In Oksendal's book, in the proof of uniqueness of the solution of an SDE, at the end of the proof (p.70 in latest edition), we have:
$v(t)=E(|X_t-\hat{X}_t|^2)=0, \space \space \space 0\leq t\leq T$
and then the author says that
$P(|X_t-\hat{X}_t|=0 \space \space \space \text{for all} \space \space \space t \in \mathbb{Q}\space \cap \space [0,T])=1.$
My question: Why do we need to first write the equality above for rationals, why is it not directly true for all $0\leq t \leq T$ ?
On
For each fixed $t \in [0,T]$, the first equality implies that $P(\{ \omega : X_t(\omega)=\hat{X}_t(\omega) \})=1$. (This is just saying that a nonnegative r.v. $X$ has mean zero only if it is $0$ a.s., which is a standard fact from measure theory.) From this it follows that $P \left ( \cap_{t \in A} \left \{ \omega : X_t(\omega)=\hat{X}_t(\omega) \right \} \right )=1$ whenever $A$ is a countable subset of $[0,T]$; this is essentially just continuity of a finite measure from above.
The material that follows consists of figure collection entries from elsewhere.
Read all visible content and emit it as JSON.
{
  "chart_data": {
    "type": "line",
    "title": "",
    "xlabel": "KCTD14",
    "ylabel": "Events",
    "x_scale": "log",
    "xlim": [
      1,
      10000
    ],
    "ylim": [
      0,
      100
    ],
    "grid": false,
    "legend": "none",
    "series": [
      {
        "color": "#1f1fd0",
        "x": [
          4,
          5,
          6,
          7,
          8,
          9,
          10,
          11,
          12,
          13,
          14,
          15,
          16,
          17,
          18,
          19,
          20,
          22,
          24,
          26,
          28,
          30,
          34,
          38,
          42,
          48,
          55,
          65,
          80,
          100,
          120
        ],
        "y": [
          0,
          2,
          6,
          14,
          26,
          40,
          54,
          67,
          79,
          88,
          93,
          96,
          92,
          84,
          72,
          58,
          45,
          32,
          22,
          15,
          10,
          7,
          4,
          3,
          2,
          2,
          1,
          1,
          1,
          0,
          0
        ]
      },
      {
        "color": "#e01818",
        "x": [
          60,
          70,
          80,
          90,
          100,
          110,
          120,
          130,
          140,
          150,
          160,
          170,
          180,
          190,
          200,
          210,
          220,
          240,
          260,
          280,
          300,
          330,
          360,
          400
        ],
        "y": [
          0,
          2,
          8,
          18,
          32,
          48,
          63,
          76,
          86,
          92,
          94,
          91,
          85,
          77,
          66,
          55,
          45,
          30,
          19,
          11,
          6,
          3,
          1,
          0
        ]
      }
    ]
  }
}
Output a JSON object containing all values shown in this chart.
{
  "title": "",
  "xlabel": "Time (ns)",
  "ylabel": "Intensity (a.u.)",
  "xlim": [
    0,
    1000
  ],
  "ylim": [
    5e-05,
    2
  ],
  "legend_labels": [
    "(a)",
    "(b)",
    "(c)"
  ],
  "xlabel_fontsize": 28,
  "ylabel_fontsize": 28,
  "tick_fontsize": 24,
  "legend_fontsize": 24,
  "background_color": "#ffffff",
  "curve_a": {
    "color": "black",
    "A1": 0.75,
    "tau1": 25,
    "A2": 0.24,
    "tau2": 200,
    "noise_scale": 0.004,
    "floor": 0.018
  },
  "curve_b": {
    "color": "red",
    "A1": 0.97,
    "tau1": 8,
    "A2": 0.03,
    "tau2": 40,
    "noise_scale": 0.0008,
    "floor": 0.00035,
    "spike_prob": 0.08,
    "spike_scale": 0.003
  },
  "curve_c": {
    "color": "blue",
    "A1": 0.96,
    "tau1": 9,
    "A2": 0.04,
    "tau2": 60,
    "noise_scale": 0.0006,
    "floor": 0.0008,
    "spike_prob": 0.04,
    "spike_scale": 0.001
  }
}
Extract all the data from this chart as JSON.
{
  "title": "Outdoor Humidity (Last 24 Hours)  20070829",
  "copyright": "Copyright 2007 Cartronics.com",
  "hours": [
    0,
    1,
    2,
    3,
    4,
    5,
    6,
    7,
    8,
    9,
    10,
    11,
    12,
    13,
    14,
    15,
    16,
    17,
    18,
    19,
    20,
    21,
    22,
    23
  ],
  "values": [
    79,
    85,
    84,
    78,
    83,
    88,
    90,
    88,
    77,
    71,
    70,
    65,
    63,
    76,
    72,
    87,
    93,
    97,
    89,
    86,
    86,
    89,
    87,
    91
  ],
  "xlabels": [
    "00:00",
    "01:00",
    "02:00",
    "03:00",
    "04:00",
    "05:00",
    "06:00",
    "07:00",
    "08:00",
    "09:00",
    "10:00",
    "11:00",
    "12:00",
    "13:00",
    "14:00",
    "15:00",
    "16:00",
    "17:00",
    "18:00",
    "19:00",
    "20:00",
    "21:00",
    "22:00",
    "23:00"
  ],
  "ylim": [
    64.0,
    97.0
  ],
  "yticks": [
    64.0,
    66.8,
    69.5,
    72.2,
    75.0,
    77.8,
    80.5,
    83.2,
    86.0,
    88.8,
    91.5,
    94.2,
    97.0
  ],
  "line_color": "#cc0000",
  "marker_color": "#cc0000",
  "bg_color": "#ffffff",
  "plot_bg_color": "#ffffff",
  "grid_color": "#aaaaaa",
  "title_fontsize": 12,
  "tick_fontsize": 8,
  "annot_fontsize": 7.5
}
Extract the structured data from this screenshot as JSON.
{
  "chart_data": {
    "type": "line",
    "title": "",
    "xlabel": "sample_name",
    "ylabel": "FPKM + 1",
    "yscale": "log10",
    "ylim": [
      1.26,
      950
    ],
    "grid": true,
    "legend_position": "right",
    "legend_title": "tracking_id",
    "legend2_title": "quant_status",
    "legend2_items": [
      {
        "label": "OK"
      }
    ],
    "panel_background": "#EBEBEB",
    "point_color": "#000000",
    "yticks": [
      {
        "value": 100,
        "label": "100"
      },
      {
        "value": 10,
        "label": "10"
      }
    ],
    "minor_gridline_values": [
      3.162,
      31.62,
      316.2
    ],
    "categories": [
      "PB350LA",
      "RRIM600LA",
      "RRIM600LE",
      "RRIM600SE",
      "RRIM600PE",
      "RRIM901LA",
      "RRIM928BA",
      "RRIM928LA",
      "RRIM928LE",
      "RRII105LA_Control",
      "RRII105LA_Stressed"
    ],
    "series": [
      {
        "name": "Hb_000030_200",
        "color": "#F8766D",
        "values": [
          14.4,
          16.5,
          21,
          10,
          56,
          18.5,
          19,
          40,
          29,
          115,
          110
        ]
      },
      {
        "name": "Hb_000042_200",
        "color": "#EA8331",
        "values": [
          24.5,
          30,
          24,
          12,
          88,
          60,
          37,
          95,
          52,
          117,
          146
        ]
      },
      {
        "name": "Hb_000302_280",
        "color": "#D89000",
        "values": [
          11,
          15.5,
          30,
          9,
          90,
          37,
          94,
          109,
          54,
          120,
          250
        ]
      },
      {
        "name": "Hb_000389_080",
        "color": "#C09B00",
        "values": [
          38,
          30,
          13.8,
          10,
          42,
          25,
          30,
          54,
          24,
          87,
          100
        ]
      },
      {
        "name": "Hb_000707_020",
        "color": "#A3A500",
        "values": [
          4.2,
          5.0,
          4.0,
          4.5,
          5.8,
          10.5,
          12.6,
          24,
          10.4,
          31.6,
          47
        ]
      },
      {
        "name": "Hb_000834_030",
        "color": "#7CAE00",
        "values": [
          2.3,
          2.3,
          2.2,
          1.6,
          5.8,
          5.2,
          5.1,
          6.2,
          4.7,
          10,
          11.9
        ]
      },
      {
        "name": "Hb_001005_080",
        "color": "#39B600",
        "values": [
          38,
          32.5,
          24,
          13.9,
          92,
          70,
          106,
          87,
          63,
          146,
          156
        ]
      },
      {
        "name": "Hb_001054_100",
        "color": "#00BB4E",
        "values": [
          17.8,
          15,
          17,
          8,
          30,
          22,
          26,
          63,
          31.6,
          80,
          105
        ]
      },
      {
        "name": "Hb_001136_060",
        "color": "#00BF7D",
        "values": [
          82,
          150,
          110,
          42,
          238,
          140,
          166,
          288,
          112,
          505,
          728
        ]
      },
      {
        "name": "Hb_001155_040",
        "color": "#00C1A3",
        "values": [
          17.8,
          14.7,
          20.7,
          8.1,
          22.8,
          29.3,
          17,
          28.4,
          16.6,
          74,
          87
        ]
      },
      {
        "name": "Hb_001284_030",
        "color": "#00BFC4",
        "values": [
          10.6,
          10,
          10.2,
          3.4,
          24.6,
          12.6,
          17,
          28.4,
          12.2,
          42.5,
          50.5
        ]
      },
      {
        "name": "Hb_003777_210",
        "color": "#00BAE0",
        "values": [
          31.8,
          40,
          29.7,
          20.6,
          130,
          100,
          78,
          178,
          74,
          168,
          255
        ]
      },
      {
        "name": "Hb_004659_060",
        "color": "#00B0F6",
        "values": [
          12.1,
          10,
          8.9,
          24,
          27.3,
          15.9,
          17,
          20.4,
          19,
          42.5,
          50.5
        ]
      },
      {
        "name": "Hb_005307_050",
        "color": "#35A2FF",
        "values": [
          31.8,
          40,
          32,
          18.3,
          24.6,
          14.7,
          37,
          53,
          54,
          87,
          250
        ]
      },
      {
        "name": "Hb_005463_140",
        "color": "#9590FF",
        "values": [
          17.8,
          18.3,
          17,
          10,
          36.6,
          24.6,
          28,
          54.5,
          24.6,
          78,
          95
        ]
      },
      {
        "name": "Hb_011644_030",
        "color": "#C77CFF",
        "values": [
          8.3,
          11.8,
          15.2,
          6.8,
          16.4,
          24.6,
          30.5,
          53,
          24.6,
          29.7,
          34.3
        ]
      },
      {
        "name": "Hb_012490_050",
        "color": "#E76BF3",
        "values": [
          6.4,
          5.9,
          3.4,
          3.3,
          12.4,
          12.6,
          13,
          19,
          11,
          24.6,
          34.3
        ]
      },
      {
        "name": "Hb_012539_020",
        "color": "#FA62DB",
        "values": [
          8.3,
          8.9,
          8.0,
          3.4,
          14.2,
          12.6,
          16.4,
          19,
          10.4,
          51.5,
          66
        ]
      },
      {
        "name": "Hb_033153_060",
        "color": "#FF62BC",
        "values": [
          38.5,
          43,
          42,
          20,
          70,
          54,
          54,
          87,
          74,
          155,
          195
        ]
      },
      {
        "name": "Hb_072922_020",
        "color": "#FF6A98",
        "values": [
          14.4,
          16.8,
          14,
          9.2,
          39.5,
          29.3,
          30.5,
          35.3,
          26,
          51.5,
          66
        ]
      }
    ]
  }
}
This does not immediately go through for an uncountable subset of $[0,T]$, such as $[0,T]$ itself.
However, if you have continuity of sample paths, then you can choose $A$ to be $\mathbb{Q} \cap [0,T]$ to get what you would really like, which is for $P \left ( \cap_{t \in [0,T]} \left \{ \omega : X_t(\omega)=\hat{X}_t(\omega) \right \} \right )=1$. This works because a continuous function is determined by its values on a dense subset of its domain, so if $X_t-\hat{X}_t=0$ on a dense set of values of $t$ then $X_t-\hat{X}_t=0$ for all $t \in [0,T]$.
The classic example of this kind of thing going awry is the stochastic process $X_t(\omega)=\begin{cases} 0 & t \neq \omega \\ 1 & t=\omega \end{cases}$ where $\omega$ is uniformly distributed on $[0,1]$. Then for each fixed $t$ we have $P(X_t(\omega)=0)=1$, but $P(X_t(\omega)=0 \text{ for all } t \in [0,1])=0$. This example is mentioned in Oksendal.
I don't have your book so I cannot check fully. However, this is usually done for the technical reason of countability. [0,T] is uncountable, however it's intersection with the rationals is countable. If you're taking unions or intersections of your set you could not do it over an uncountable interval.